Sam Hill makes a living stealing cars to order, and has been quite successful at it.  But not today. Having boosted a 1965 T-bird with gold metal-flake paint, he stops at a convenience store to get something to drink, and as he and a cop are entering the store, a cell phone goes off…in the car’s trunk.  Hill manages to open the trunk and get the phone without anyone else looking on, which is just as well—there’s a dead man in there.

So what’s going on?  Has he been set up?  And, if so, by whom? 

In the course of finding out, and getting out of the predicament that the corpse (which turns out to be that of a DEA snitch) has caused him, we encounter Robin Mitchell (who coordinates his thefts and takes care of the cars; she’s the daughter of the guy Hill had worked with for years), a bad cop (Stanton), a sort-of-good (or at least amused) cop (Delgado), another person in the stolen car racket (an no friend of Hill, Ernesto Moreles), two DEA agents, and a builder with a million dollar car collection (Ortiz, from whom Hill stole a Barracuda with the Virgin of Guadalupe painted on the hood).  Also Billy (Hill’s “apprentice) and Way-Way (a very large, very tough bouncer, and a high school friend of Hill’s).

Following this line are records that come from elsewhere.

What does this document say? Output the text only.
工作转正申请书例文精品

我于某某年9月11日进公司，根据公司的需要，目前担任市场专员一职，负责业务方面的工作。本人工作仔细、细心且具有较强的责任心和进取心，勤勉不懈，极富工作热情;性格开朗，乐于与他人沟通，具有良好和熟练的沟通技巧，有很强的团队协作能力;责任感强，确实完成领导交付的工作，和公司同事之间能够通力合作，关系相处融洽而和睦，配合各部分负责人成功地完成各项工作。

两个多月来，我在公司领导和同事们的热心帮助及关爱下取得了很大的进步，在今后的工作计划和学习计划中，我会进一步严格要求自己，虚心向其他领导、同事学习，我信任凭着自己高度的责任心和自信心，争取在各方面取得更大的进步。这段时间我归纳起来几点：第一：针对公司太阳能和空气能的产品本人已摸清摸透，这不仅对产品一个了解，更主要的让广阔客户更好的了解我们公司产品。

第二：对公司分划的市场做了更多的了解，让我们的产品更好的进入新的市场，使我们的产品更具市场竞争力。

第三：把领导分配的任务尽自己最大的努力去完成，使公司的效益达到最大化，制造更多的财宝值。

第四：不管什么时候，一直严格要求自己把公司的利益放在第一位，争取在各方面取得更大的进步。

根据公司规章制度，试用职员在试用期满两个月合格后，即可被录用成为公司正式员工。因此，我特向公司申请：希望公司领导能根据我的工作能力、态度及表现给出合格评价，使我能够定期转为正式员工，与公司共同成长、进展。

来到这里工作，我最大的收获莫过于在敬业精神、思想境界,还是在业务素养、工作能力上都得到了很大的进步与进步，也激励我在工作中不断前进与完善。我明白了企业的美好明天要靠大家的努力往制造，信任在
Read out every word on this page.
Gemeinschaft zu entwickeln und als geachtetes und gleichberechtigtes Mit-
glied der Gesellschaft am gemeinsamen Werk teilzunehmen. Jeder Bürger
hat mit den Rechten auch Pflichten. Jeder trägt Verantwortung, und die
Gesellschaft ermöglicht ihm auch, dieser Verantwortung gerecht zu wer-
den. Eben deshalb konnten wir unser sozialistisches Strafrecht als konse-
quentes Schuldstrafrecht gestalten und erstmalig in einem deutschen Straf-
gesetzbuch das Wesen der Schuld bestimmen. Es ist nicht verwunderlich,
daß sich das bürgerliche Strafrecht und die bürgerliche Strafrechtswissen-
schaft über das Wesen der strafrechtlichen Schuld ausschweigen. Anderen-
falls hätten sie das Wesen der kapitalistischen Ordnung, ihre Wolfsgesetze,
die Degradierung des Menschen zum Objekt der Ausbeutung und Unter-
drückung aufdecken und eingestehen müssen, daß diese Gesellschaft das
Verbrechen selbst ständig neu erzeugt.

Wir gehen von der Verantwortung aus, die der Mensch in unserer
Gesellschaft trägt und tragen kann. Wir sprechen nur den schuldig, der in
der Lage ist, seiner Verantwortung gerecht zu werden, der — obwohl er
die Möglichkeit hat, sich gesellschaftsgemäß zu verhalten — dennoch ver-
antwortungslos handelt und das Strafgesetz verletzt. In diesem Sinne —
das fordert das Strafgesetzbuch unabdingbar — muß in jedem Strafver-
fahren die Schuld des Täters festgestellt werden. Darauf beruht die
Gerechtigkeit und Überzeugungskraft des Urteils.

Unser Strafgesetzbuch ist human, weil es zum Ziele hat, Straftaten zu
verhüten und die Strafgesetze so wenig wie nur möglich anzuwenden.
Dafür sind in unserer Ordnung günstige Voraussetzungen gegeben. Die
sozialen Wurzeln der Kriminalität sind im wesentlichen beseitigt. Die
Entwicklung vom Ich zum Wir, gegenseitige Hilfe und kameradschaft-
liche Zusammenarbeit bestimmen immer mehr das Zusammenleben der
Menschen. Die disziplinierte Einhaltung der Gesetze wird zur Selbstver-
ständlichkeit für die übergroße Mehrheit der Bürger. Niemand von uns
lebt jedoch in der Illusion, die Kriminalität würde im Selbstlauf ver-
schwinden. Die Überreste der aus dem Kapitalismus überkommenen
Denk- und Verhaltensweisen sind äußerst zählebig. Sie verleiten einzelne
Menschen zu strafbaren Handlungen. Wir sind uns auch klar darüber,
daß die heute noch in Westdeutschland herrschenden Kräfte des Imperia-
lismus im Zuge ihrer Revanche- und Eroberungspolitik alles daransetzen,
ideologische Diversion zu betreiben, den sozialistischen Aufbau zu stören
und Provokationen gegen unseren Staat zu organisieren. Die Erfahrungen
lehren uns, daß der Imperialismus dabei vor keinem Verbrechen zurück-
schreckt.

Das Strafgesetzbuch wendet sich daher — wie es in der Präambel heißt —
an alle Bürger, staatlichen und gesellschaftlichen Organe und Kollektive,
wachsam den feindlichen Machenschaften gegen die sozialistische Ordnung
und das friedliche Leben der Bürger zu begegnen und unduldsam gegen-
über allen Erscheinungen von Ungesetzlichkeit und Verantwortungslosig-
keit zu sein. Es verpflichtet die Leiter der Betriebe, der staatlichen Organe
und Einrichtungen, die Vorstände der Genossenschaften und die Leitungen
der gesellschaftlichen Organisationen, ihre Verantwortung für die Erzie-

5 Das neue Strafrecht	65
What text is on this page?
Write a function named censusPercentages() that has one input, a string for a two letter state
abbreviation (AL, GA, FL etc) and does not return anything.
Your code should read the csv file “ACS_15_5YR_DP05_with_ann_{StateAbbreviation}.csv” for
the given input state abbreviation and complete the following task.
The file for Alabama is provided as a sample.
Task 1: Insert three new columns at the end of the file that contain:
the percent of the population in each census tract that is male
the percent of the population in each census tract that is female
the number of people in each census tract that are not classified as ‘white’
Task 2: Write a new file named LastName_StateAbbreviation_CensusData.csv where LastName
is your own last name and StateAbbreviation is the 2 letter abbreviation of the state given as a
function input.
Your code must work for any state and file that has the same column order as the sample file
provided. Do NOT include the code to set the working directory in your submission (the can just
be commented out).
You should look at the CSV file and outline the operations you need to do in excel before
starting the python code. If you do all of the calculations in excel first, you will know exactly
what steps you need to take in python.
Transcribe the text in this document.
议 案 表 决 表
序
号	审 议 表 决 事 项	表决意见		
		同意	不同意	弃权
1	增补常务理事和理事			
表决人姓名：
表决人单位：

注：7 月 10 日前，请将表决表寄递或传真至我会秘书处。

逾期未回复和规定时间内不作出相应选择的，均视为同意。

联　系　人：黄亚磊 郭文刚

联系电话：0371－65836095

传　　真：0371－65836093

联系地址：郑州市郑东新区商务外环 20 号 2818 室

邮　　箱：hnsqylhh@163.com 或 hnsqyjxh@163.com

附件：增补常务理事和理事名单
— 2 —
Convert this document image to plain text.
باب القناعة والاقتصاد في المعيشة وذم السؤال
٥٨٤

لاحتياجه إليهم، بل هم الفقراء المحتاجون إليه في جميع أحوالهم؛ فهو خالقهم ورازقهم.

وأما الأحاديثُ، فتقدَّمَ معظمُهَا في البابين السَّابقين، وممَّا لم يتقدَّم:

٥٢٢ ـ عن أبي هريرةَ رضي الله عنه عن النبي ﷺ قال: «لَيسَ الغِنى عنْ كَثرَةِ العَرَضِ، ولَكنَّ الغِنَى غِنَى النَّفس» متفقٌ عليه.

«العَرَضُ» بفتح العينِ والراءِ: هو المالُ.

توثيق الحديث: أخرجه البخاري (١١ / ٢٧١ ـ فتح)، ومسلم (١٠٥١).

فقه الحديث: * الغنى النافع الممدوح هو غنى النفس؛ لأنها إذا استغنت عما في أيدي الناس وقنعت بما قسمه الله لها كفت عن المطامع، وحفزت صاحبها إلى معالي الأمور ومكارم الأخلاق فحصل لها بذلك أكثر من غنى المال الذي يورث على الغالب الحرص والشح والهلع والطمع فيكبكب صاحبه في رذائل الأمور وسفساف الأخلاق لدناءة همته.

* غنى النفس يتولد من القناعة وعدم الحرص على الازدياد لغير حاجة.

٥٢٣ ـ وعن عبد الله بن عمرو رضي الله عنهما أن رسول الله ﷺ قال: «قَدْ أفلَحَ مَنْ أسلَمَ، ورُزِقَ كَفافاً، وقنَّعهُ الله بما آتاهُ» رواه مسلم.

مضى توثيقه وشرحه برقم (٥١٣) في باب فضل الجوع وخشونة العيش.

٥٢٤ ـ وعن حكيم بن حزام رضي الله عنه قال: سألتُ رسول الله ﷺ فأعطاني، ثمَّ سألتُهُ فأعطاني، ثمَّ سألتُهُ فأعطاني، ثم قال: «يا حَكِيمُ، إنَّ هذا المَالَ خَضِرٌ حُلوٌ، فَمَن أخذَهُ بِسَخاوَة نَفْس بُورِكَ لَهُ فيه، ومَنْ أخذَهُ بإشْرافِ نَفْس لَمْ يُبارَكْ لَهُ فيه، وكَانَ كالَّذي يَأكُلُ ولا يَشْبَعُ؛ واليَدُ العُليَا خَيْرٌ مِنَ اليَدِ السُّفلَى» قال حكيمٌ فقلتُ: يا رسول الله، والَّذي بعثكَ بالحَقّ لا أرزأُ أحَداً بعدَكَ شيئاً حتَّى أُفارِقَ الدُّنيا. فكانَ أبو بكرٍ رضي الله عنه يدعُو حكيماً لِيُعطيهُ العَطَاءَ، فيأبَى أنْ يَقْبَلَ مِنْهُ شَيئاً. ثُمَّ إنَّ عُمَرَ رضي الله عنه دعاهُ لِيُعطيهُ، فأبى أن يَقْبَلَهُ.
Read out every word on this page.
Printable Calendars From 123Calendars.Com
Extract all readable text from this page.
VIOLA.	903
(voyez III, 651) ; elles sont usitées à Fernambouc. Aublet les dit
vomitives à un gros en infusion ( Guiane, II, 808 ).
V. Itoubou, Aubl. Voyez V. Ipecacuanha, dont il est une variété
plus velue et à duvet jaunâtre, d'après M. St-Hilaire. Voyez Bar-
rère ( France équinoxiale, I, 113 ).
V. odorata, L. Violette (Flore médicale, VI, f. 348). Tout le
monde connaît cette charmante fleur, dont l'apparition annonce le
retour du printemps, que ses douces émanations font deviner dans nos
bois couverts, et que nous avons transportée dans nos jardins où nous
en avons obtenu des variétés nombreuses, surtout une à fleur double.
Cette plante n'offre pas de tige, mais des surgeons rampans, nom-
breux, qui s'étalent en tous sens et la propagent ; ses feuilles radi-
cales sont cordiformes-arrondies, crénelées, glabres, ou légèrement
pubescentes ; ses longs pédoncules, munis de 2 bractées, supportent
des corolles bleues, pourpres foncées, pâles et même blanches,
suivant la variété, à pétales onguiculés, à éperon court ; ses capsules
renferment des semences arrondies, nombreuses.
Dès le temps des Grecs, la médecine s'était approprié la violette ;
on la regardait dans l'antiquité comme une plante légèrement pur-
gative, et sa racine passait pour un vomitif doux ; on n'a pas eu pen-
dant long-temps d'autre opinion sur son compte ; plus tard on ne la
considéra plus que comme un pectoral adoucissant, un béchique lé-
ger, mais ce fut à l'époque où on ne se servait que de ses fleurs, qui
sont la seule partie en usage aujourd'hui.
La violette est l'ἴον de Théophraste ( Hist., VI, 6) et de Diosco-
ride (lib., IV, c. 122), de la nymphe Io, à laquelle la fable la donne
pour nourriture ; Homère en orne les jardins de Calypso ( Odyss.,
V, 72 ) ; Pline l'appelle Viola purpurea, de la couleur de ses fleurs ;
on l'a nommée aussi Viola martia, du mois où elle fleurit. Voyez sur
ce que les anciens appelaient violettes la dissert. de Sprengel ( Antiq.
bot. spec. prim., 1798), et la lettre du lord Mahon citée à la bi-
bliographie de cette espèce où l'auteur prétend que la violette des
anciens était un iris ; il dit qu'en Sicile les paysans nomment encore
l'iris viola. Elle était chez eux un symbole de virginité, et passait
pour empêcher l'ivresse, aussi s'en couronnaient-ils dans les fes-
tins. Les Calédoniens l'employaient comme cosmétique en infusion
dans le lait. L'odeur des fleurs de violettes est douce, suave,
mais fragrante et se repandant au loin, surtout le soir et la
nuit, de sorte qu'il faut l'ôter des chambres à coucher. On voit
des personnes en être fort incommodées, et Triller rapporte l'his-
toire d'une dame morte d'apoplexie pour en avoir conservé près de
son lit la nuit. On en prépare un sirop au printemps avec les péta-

Brewer does this sort of thing very well, and the path from the beginning to the end is not, of course, very smooth.  The setting (New Mexico) is nicely handled, and all of the actors behave in the ways we might expect.  It’s hard to say justice is done (after all, our protagonist is a professional thief), but the conclusion is nicely set up and realized.  Very much worth your time.